Dietary fish intake has been recommended by many guidelines to control or prevent CVD(Reference Backer, Ambrosioni, Borch-Johnsen, Brotons, Cifkova and Dallongeville8–Reference Pearson, Blair and Daniels11). However, the population impact of dietary fish intake on CHD has not been assessed in local populations as it depends largely on the population size, incidence of CHD deaths and the frequency of dietary fish intake locally. The PIN-ER-t, which derives absolute numbers of the population impact, is more meaningful than proportions or probabilities to measure the magnitude of the effect, especially in the evaluation of the effect of health promotion and prevention in a given population.

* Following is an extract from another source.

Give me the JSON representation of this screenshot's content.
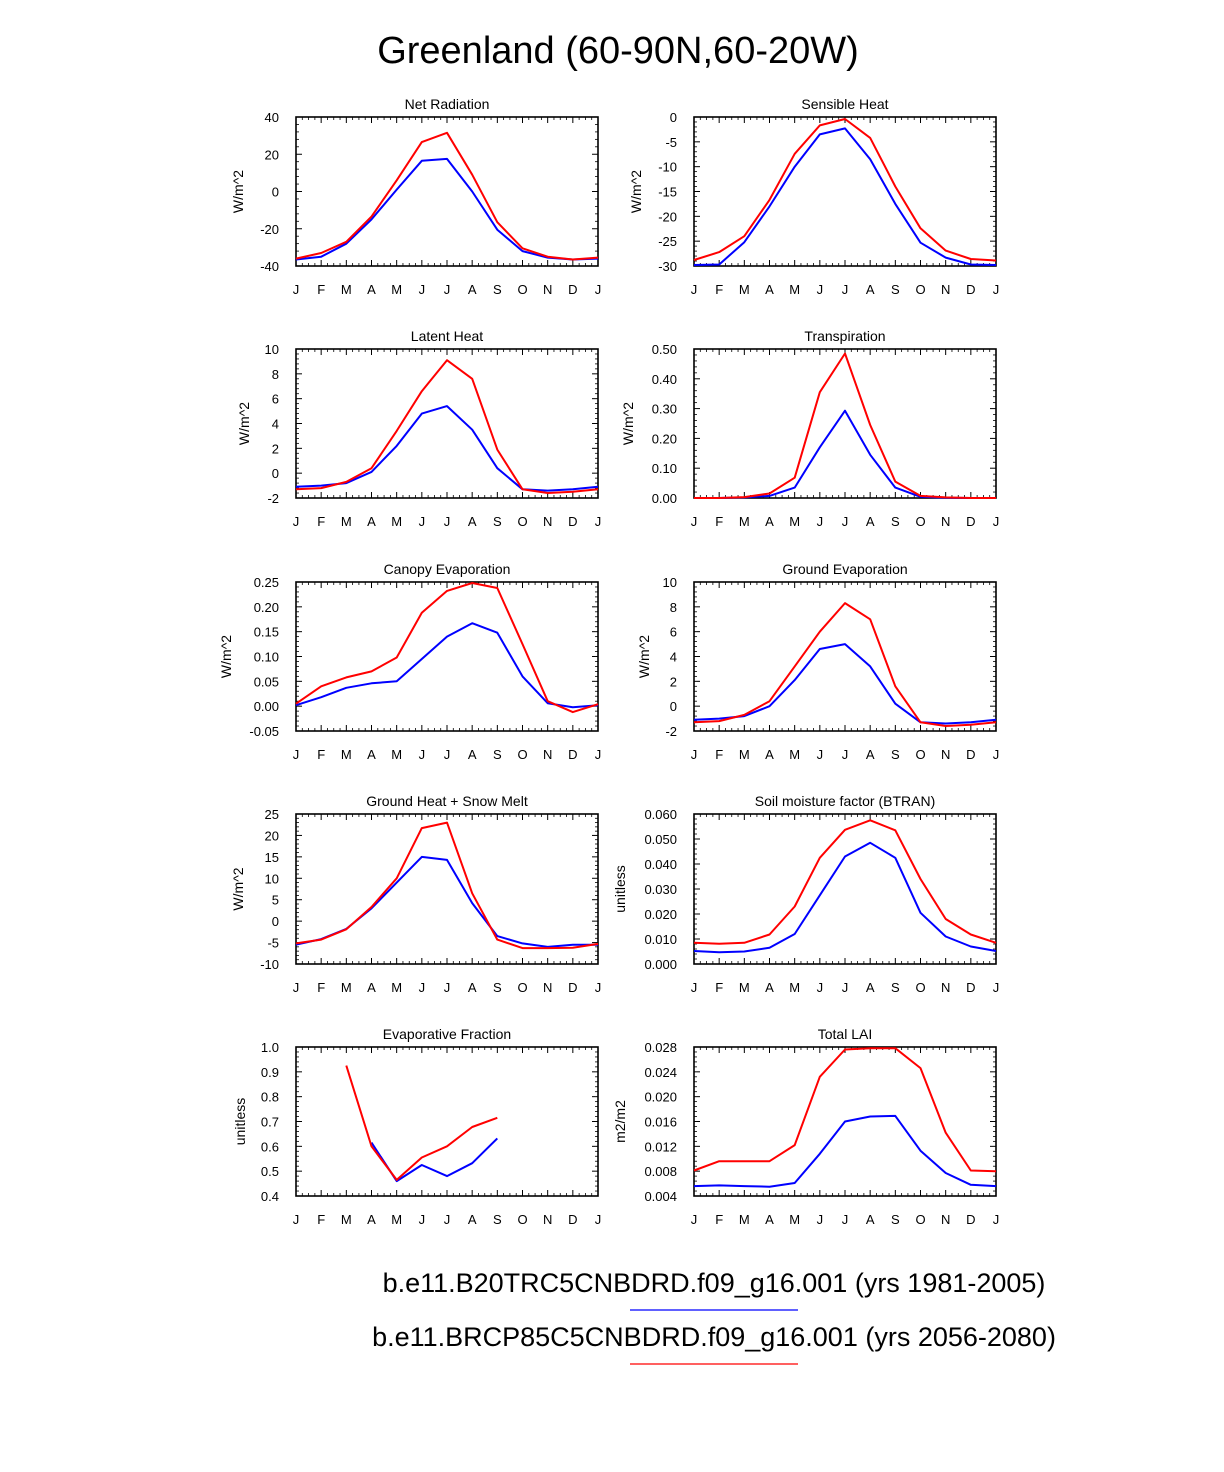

In conclusion, the more favourable trends of CHD mortality in the Hong Kong population aged 50–69 years and less favourable trends in the younger age group may be partly due to the different trends of dietary fish intake. The habit of eating fish every day in the Hong Kong population has contributed substantially to the prevention of CHD mortality. Encouraging fresh fish intake among the younger population, but avoiding contaminated or salty fish, could help reduce the burden of CHD.
Acknowledgements
The project was partly supported by a Direct Grant from the Chinese University of Hong Kong. X.-H.Z. designed the study, did the analysis, interpreted the results and drafted the manuscript. J.W. and R.F.H. interpreted the results and revised the manuscript. All authors approved the final version of the manuscript. There is no conflict of interest for any author.